As stated before, I made it to the symposium. I was that girl that showed up late and looked lost until lunch arrived. Lunch always makes me think straight again when I’m confused.

At any rate, my impression of the symposium was fantastic. I got to see Ernie Gehr speaking about time as it affects his art. His speech went through the first optical coin tricks to the first animations and later, moving pictures as first explored by the Lumière brothers. We saw two of his short films, one by the name of Greene Street, where objects and shadows floated surrealistically until you realized it was a time-stop filming of the sun’s movement and the lights and shadows it caused on the buildings of Greene Street.

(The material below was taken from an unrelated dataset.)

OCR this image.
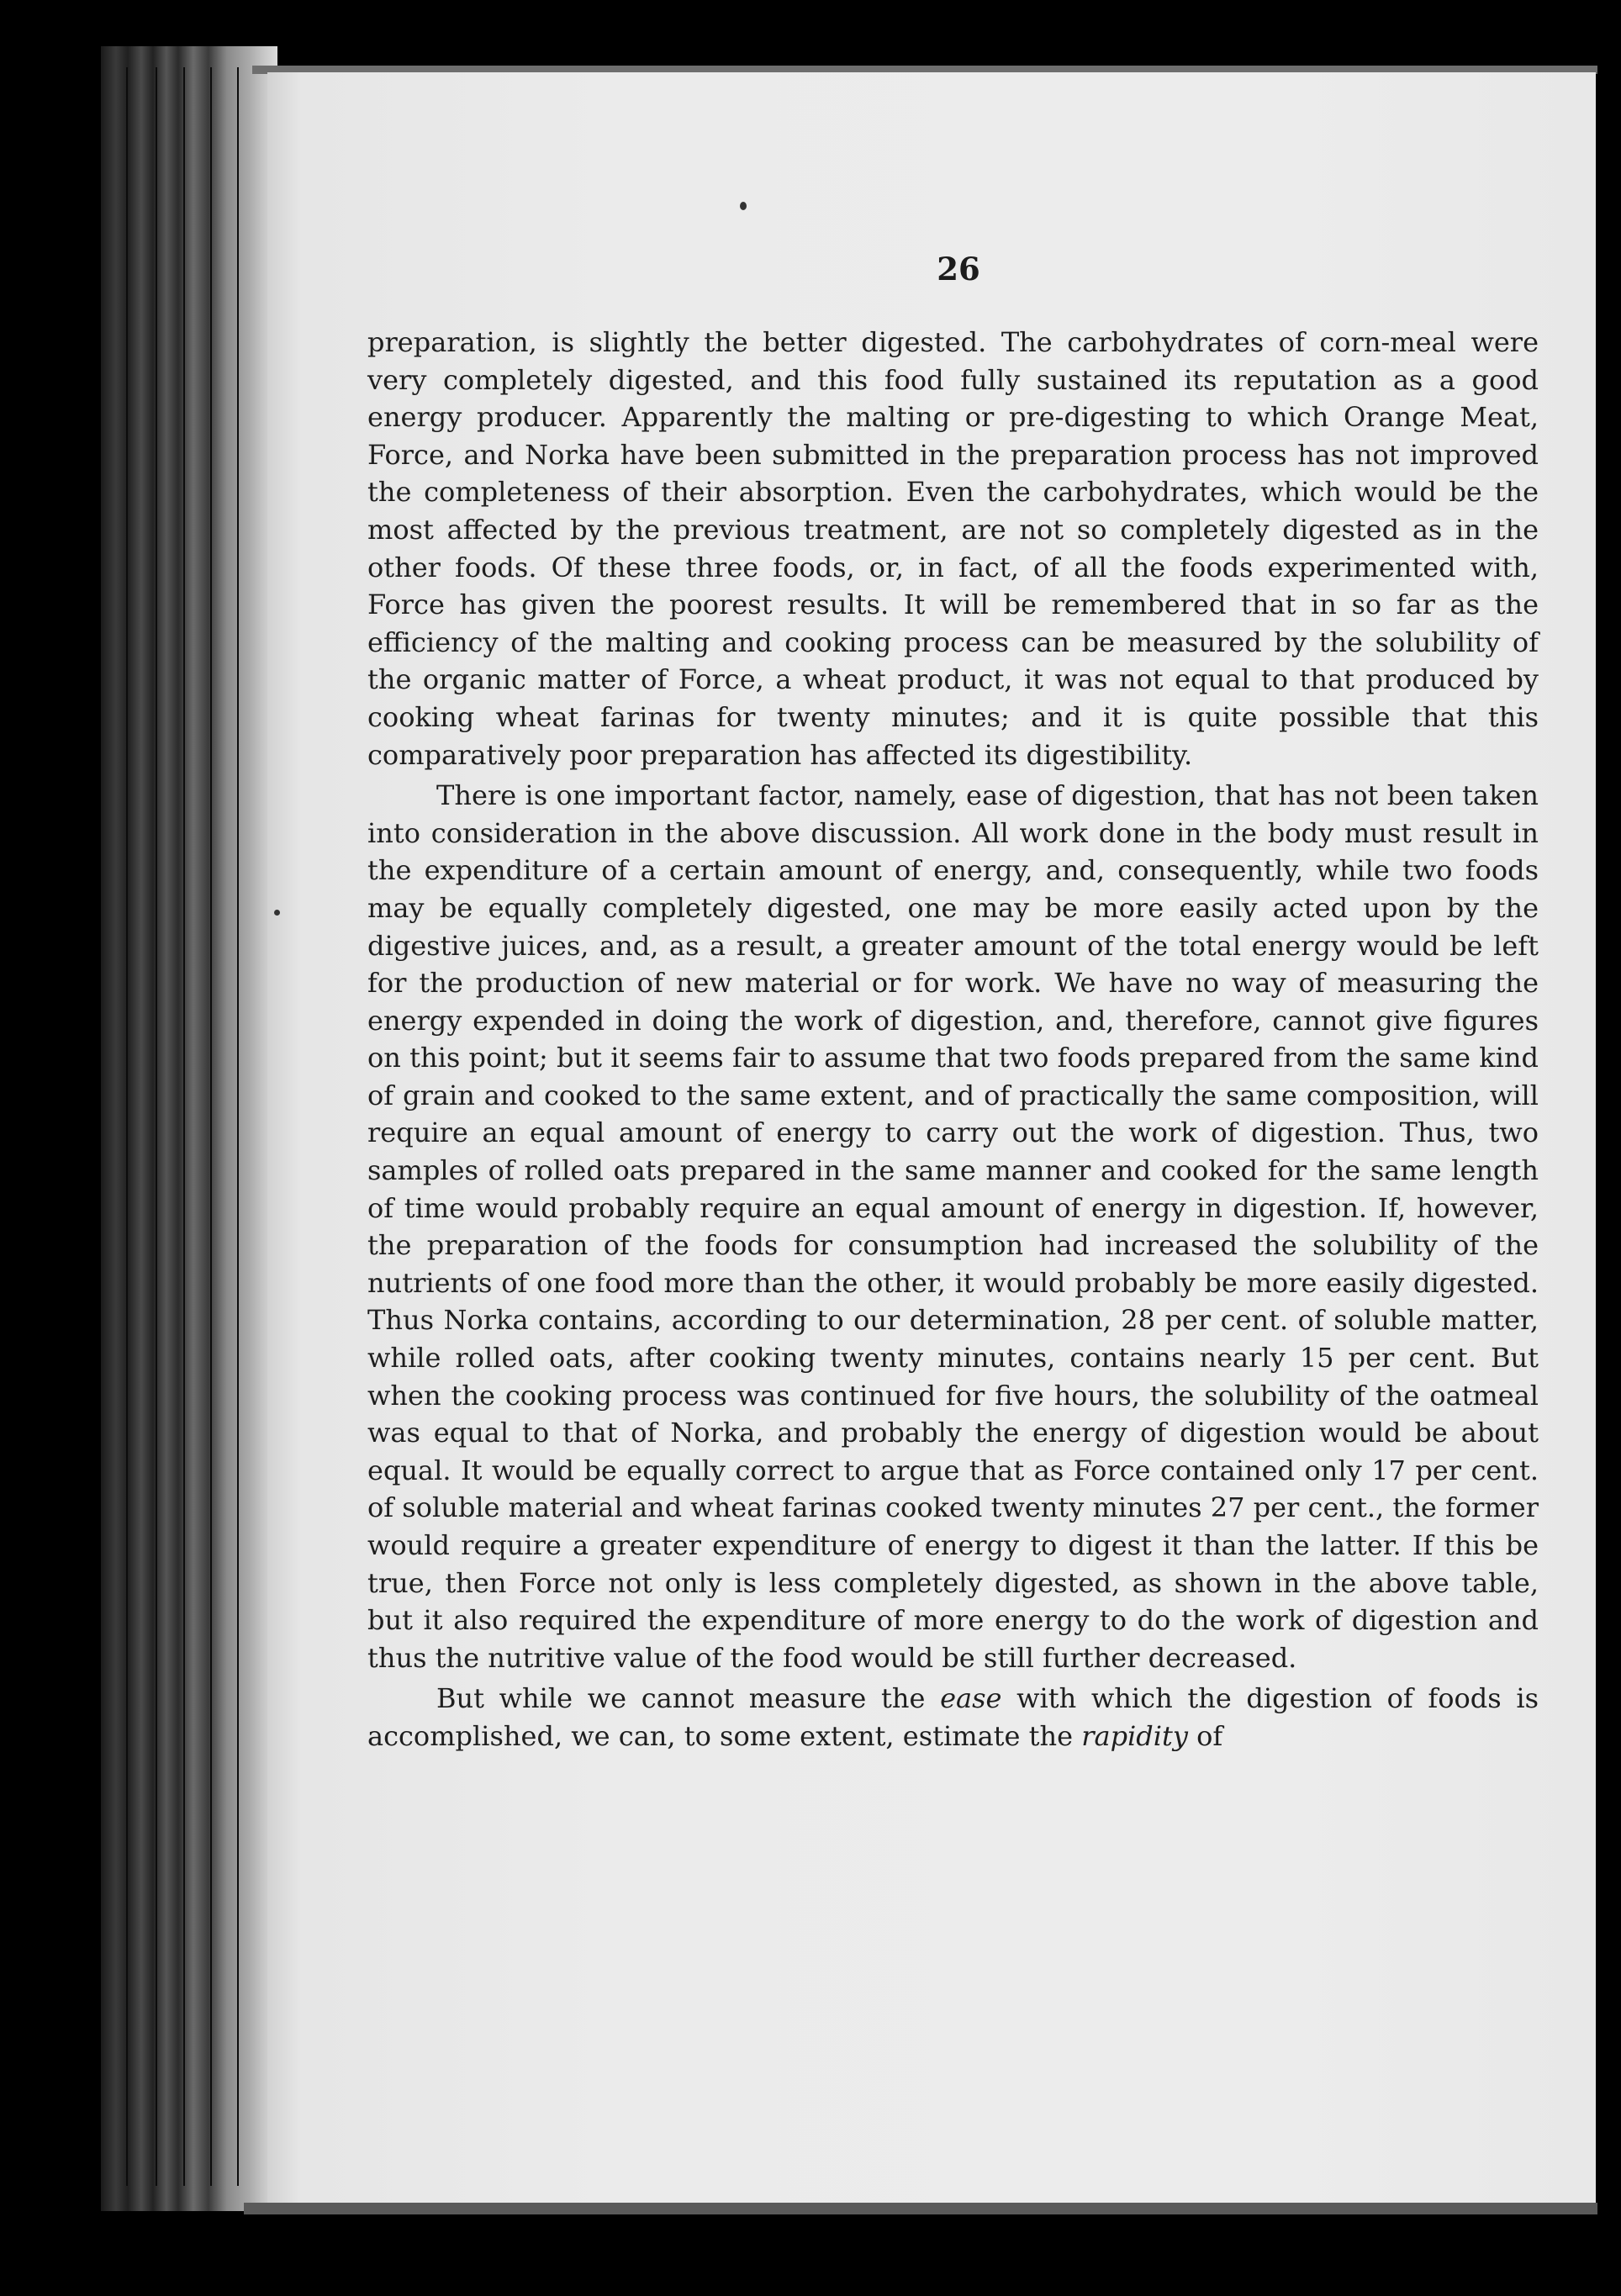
26

preparation, is slightly the better digested. The carbohydrates of corn-meal were very completely digested, and this food fully sustained its reputation as a good energy producer. Apparently the malting or pre-digesting to which Orange Meat, Force, and Norka have been submitted in the preparation process has not improved the completeness of their absorption. Even the carbohydrates, which would be the most affected by the previous treatment, are not so completely digested as in the other foods. Of these three foods, or, in fact, of all the foods experimented with, Force has given the poorest results. It will be remembered that in so far as the efficiency of the malting and cooking process can be measured by the solubility of the organic matter of Force, a wheat product, it was not equal to that produced by cooking wheat farinas for twenty minutes; and it is quite possible that this comparatively poor preparation has affected its digestibility.

There is one important factor, namely, ease of digestion, that has not been taken into consideration in the above discussion. All work done in the body must result in the expenditure of a certain amount of energy, and, consequently, while two foods may be equally completely digested, one may be more easily acted upon by the digestive juices, and, as a result, a greater amount of the total energy would be left for the production of new material or for work. We have no way of measuring the energy expended in doing the work of digestion, and, therefore, cannot give figures on this point; but it seems fair to assume that two foods prepared from the same kind of grain and cooked to the same extent, and of practically the same composition, will require an equal amount of energy to carry out the work of digestion. Thus, two samples of rolled oats prepared in the same manner and cooked for the same length of time would probably require an equal amount of energy in digestion. If, however, the preparation of the foods for consumption had increased the solubility of the nutrients of one food more than the other, it would probably be more easily digested. Thus Norka contains, according to our determination, 28 per cent. of soluble matter, while rolled oats, after cooking twenty minutes, contains nearly 15 per cent. But when the cooking process was continued for five hours, the solubility of the oatmeal was equal to that of Norka, and probably the energy of digestion would be about equal. It would be equally correct to argue that as Force contained only 17 per cent. of soluble material and wheat farinas cooked twenty minutes 27 per cent., the former would require a greater expenditure of energy to digest it than the latter. If this be true, then Force not only is less completely digested, as shown in the above table, but it also required the expenditure of more energy to do the work of digestion and thus the nutritive value of the food would be still further decreased.

But while we cannot measure the ease with which the digestion of foods is accomplished, we can, to some extent, estimate the rapidity of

After the speech was finished, we moved into concurrent afternoon sessions. I could not stay until the very end of the symposium, but what I saw was definitely interesting. The panel discussion I chose was about short film and audiences in the era of YouTube. With the explosion of user-created content, especially short movies and videos, the short film has more exposure than ever, but is it its own market? We first explored the topic by watching this, which got the panel discussion off to a hilarious start:

YouTube Contest Challenges Users To Make A ‘Good’ Video

Unfortunately, as most know, YouTube is a catch-all (a term used in discussion by panelist Ralph Vituccio) where not every video is of great artistic merit. With this flood of content, what is a viewer to do? Panelist Kim Ann Pfau (who organizes the Sandy Valley Independent Short Film Series) advocated seeing short films as an audience experience, as the reactions of the crowd around you can greatly affect your perception and enjoyment of the film. All expressed concern over wide exposure via sites like YouTube or Atom Films, or the traditional film festival circuit.

It’s definitely an experience I would recommend if film and the visual arts are your passion in life.